Tous sur la même longueur d’onde
Au-delà de la protection des données, l’harmonisation des standards techniques des services cloud établis par GAIA-X entend faciliter le partage de données entre les entreprises au sein d’un secteur donné (finance, énergie, mobilité…), encore trop souvent entravé par des freins technologiques. « Il faut faire en sorte de mettre fin à l’enfermement propriétaire (ou vendor lock-in) pour favoriser la communication entre les différents fournisseurs, et permettre aux clients de passer par exemple de Microsoft à OVHcloud ou de Google à AWS sans problème », explicite Frédéric Malicki. En d’autres termes, l’objectif sera d’assurer la portabilité, soit le fait de récupérer et transférer les données vers un autre service, et l'interopérabilité, ou la capacité de services informatiques à communiquer entre eux.
L’émergence d’un continuum Edge / Cloud européen sécurisé et doté d’une interopérabilité complète bénéficiera à nombre d’applications, à l’instar des véhicules autonomes qui devront être capables de communiquer les uns avec les autres, des bornes de recharge de voitures électriques, ou encore des plateformes de gestion de fraude dans le milieu bancaire.

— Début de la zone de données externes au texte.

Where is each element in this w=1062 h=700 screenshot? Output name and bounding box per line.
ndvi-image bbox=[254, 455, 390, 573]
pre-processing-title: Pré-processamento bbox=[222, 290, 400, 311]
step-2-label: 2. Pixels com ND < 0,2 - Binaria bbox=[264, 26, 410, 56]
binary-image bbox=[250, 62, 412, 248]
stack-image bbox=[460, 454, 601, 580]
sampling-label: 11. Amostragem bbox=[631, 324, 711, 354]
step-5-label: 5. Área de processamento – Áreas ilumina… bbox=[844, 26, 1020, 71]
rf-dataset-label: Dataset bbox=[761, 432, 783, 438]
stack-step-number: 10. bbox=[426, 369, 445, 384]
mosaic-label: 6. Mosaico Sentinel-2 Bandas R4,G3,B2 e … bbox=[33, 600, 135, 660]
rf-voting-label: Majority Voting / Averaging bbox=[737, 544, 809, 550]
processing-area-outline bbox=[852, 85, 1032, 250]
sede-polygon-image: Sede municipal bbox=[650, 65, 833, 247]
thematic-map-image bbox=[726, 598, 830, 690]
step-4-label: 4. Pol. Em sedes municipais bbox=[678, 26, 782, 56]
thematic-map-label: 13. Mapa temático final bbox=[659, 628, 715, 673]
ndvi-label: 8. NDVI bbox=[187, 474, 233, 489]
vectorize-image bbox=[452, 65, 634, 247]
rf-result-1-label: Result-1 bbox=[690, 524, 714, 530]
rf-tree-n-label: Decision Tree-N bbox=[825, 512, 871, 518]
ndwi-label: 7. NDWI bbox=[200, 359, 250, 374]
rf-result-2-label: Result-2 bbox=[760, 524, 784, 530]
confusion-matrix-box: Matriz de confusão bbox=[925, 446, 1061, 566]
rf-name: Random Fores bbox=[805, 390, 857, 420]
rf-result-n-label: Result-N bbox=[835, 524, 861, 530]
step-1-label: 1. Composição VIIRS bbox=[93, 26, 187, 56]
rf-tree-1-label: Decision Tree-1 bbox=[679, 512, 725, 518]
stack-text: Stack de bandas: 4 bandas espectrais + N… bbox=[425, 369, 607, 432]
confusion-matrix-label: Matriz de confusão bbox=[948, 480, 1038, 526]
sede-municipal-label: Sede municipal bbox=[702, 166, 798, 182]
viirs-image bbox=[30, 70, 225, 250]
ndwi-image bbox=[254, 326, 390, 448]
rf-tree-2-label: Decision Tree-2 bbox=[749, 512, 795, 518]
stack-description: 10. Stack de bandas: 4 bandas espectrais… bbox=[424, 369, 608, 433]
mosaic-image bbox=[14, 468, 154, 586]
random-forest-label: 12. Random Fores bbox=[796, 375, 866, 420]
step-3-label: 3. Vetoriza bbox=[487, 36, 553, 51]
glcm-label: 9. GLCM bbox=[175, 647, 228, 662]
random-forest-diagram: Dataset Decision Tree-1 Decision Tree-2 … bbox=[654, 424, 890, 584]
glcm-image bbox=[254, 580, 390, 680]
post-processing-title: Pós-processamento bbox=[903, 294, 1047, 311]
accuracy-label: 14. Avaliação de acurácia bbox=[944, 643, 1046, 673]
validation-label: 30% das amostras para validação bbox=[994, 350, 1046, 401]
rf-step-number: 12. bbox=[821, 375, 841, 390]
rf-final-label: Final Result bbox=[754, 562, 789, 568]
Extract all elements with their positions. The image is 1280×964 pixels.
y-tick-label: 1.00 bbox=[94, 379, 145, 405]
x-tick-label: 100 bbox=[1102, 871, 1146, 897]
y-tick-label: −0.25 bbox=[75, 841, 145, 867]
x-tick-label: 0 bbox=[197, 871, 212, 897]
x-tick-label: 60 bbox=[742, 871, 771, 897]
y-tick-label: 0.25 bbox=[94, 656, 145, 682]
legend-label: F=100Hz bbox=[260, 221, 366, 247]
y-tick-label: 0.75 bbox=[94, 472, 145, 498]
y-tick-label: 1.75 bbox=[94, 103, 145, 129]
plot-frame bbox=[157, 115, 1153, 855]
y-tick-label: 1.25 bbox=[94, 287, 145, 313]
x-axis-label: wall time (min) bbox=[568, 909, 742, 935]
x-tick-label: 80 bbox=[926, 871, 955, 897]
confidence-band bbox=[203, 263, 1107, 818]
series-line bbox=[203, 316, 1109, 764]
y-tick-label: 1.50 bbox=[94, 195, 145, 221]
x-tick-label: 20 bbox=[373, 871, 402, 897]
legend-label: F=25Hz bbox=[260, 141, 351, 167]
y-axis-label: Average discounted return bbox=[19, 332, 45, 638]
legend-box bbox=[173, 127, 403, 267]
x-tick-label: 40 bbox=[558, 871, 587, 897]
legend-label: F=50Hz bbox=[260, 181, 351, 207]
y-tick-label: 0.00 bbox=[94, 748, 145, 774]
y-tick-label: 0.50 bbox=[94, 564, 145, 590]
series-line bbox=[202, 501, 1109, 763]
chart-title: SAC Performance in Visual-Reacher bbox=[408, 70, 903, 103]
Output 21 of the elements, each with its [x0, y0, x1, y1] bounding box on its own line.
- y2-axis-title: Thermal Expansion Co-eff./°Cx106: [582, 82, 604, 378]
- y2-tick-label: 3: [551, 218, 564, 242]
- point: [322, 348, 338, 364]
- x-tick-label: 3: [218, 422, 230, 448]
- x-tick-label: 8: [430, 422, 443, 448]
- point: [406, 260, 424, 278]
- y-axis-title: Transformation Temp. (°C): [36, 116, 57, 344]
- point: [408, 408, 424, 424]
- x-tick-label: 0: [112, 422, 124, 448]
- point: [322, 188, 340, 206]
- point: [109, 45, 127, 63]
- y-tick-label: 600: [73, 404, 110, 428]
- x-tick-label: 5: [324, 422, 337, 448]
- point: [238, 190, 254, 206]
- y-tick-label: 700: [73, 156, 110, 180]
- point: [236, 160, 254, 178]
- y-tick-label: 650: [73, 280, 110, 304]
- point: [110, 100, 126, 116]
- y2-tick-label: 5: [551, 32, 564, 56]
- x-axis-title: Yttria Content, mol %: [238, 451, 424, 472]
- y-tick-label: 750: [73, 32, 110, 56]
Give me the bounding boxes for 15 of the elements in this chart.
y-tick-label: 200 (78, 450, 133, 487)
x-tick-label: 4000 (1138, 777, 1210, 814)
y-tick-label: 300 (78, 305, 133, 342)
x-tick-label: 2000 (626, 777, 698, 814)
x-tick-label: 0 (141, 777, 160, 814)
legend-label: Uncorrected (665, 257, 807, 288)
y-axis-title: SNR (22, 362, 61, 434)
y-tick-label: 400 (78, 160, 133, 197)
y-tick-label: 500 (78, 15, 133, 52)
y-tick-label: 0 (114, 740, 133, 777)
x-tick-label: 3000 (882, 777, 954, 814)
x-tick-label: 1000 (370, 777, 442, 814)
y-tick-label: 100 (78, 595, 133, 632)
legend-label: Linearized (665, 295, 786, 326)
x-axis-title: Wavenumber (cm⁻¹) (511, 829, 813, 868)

Des smart grids à la détection de fraude, les cas d’usage se concrétisent
De nombreux cas d’usages structurants au sein de data spaces aussi variés que l’agriculture et la défense ont d’ores et déjà été identifiés. Les membres de GAIA-X planchent désormais sur les premiers prototypes et business models à travers la « constitution de consortiums qui vont porter ces projets et que les financements débloqués par les États et l’Union européenne vont permettre d’accélérer », révèle Frédéric Malicki. Fin mai, Atos s’est ainsi associé avec Thalès pour créer Athea, une plateforme souveraine mobilisant un écosystème de partenaires (entreprises, startups et organismes de recherche), associant traitement de données massives et intelligence artificielle pour les secteurs de la défense et de la sécurité intérieure. Atos contribue également au Campus Biotech Digital (piloté par des acteurs pharmaceutiques comme Sanofi, Biomérieux et Servier) aux côtés de Microsoft et IBM pour élaborer une plateforme de formation dans le domaine de la bioproduction. « Nous passons de plus en plus d’un modèle monolithique, où chaque entreprise développait ses produits avec des mécanismes de compétition traditionnels, à une économie de plateforme digitale où des industriels et des startups vont travailler ensemble pour répondre à des enjeux communs », analyse-t-il.
L’intelligence artificielle est un élément clé dans le prototypage des premiers cas d’usages, aussi bien dans le domaine de l’énergie où la priorité est donnée au développement de réseaux électriques intelligents (ou smart grids) et plus largement à une gestion optimisée des flux d’électricité, que dans celui de la finance, pour optimiser la détection d’opérations frauduleuses. Idem pour le secteur de la santé, où les algorithmes sont un précieux soutien dans la détection de maladies rares et la prévention de pathologies cardiaques.
Une vision complétée par un axe environnemental marqué, que ce soit à travers un data space dédié au « Green deal » œuvrant pour la décarbonation des industries, ou de manière transversale dans les autres secteurs : développement des énergies renouvelables, mobilité durable, sustainable finance. Il faudra attendre la fin de l’été pour voir arriver les premiers démonstrateurs, et la fin de l’année pour les premiers services.